Listen, you are on to something with all this. I know for sure that smoking weed can trigger these things.  I was right where you were with the matrix illusion. I was sure I was in it and that I was not really here. It’s a very scary place to be.  There is much more to the onset of an episode then meets the eye here. When your mind reaches the heightened stage of spiritual awareness karmic forces do start to play a role. At the same time I had my episode many of my Co-workers were going through a similar thing.  I know this because a few were scared and wanted to talk to me about it.  Strange coincidental events started happening. The phone began to ring and on the other end were life long friends I had that could sense I was in trouble who I had not heard from in a while.  I truly believe more people then you think have these experiences but they may  not be as severe as some of us have them.    My eposide lasted only a few weeks. I stopped the meds and delt with severe depression for a few more weeks. Im all better know thanks to my freinds. This is the key. You need support people in your life. We all have gurdian angles, and the key is to know who they are. Go to them. They are here to help you but you must be willing to reach out.

Response:

Good job on the detailed, well-written summary of your situation.  My only general comment is that you seem reluctant to talk about the content of your sz experiences.  I find that psychiatrists especially, and normals in general, tend to dismiss that content as not worth bothering with, but it’s very much alive in a sufferer’s mind and forms a big part of his experience during an episode.  Although I don’t recommend getting obsessed with it, this newsgroup is the only place I’ve found where people actually give a shit about what goes through someone’s head during an episode, and speaking only for myself, I want you to feel welcome to explore it here.  One anti-psychiatric authority even recommends digging into those details to get at the hurt that gave rise to the psychosis in the first place. Detailed embedded comments below.
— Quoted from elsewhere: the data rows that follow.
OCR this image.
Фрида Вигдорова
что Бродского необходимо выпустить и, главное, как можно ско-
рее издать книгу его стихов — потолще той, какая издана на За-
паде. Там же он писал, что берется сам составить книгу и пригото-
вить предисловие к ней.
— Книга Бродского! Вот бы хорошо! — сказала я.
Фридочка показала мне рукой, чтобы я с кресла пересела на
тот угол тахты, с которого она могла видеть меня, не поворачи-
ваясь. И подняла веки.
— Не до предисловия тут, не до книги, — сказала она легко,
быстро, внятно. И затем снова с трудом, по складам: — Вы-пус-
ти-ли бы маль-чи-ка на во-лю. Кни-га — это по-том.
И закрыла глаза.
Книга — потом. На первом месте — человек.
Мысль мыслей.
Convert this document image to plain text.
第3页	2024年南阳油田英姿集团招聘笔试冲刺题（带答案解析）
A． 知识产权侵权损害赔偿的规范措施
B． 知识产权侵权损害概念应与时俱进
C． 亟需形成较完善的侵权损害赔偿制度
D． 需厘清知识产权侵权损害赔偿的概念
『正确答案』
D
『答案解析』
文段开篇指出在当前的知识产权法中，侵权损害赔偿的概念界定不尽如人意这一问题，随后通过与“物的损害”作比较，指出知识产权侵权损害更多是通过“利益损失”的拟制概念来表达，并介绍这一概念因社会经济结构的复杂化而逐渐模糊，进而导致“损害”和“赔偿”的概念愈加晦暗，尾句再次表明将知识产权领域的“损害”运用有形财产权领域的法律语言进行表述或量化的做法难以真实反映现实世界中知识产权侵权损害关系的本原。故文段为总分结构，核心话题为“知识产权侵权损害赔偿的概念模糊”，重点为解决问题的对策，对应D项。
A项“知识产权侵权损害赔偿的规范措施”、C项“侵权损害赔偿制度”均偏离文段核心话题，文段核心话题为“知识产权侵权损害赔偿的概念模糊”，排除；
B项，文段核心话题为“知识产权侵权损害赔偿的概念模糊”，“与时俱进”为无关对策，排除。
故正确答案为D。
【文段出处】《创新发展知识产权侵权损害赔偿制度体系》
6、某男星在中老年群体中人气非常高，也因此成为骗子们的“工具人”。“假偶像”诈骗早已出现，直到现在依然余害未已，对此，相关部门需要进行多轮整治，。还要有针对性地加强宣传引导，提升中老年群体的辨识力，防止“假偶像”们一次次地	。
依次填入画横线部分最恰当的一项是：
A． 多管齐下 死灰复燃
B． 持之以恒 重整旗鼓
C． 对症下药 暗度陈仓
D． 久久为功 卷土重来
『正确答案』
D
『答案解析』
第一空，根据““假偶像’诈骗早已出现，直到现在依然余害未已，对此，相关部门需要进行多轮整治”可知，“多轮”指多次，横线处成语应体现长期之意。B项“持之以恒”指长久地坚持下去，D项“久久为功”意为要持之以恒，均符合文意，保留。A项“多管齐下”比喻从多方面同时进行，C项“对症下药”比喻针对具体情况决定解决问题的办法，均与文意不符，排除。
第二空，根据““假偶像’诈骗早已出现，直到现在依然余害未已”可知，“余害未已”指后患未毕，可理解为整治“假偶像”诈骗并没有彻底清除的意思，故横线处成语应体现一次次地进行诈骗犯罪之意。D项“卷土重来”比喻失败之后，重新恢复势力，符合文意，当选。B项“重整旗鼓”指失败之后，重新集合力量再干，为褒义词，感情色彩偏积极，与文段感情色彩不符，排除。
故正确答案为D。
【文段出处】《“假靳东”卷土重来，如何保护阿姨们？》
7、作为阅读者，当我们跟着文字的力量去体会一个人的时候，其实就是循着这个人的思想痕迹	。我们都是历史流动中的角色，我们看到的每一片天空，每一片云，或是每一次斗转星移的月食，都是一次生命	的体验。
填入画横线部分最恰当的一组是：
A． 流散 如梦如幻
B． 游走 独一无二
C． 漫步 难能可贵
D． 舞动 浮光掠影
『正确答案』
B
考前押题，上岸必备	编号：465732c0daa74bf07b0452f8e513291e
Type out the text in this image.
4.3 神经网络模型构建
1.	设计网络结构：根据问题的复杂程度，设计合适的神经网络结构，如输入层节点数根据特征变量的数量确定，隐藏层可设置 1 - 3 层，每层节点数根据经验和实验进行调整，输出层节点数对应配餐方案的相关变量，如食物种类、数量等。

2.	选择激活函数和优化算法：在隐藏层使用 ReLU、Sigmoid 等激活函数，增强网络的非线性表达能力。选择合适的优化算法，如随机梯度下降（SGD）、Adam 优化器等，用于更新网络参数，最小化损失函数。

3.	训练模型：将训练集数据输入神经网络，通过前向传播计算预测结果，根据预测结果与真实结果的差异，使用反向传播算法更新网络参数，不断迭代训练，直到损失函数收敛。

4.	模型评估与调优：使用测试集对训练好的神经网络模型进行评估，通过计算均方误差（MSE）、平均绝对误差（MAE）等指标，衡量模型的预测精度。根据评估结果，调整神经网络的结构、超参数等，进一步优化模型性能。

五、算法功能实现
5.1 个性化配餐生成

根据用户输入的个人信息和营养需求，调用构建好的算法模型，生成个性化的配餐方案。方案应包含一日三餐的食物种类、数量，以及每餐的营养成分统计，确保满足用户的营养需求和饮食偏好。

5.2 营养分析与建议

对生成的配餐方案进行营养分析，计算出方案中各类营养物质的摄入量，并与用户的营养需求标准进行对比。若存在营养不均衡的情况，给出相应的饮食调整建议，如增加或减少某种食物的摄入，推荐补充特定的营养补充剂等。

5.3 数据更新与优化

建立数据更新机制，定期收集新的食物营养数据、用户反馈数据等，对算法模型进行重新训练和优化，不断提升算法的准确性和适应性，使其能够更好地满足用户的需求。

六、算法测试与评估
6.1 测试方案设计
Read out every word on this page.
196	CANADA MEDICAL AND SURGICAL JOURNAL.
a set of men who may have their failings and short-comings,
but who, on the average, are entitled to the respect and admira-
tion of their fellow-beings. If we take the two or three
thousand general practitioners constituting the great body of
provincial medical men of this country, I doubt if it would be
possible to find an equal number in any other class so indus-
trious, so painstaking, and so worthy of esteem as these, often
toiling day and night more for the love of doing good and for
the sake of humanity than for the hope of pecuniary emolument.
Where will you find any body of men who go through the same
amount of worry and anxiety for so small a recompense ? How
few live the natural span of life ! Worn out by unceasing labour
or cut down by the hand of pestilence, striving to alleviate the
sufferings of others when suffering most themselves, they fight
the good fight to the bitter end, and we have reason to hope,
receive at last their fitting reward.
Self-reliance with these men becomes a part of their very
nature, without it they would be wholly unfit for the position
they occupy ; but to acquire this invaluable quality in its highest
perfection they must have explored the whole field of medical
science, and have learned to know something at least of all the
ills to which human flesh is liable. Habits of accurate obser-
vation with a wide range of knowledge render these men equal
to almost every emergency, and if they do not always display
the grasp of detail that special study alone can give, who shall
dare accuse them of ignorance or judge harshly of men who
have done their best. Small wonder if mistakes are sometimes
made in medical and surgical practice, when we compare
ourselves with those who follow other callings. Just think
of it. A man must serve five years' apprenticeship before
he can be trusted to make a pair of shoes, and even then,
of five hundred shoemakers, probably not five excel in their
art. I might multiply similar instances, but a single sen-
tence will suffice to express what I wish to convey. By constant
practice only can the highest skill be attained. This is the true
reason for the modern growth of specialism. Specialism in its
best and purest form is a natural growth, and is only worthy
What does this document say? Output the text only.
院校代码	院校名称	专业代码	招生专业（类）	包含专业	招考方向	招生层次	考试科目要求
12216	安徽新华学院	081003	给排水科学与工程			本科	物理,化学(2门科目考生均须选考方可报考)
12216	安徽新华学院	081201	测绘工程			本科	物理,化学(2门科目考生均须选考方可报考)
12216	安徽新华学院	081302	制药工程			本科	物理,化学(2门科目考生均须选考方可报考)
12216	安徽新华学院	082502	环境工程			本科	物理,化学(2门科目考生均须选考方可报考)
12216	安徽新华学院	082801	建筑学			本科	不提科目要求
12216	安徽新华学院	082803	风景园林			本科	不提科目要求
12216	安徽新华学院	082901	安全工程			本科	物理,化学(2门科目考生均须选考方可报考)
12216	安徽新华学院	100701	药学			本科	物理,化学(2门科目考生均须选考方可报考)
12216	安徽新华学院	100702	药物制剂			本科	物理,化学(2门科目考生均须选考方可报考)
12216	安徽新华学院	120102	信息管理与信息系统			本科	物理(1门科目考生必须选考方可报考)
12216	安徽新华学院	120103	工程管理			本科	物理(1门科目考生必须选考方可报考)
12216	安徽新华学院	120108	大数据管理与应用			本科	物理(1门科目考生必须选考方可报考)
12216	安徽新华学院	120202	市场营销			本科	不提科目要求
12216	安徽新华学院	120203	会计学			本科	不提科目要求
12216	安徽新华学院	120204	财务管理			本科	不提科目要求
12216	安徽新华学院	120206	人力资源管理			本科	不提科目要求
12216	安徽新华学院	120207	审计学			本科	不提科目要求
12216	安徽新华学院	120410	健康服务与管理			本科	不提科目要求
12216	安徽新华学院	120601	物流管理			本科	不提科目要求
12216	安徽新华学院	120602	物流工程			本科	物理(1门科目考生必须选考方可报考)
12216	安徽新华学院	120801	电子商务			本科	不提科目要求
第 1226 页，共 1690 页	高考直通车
Llynix wrote: > Let me introduce myself first as this is my first in depth post on > this newsgroup and the first time I really gotten the opportunity to > talk candidly about my illness. > I’m 23 years old and I’ve had 2 major schizophrenic episodes during my > life in which the end result was a trip to the state hospitol.

I think my minor symptoms started showing up as early as age 10, and possibly earlier.  Certainly I was a weird, tormented teenager back in the early 1980s and nobody had a clue what was going on.  I recall massive, almost constant anxiety about little things, bizarre thought processes, and extremely poor socialization.  Does any of that ring a bell?  You say you’ve had two major episodes, but the only thing that seems to distinguish them is that you became inconvenient to other people so they had you hospitalized.  What about while you were growing up and weren’t inconvenient to anybody but were a weirdo, so people just ignored you?  Just a potential line of inquiry. > I’m sure I don’t need to go into my state of mind at the time during > these episodes but in summary the first time I was sure the CIA wanted > dead because I wouldn’t become one of their expert hackers.  The > second time was a smattering of twenty or so odd delusions and > hallucinations that included me being trapped in the matrix, being > responsible for the NYC blackout, being among the many Gods, and being > the new messiah.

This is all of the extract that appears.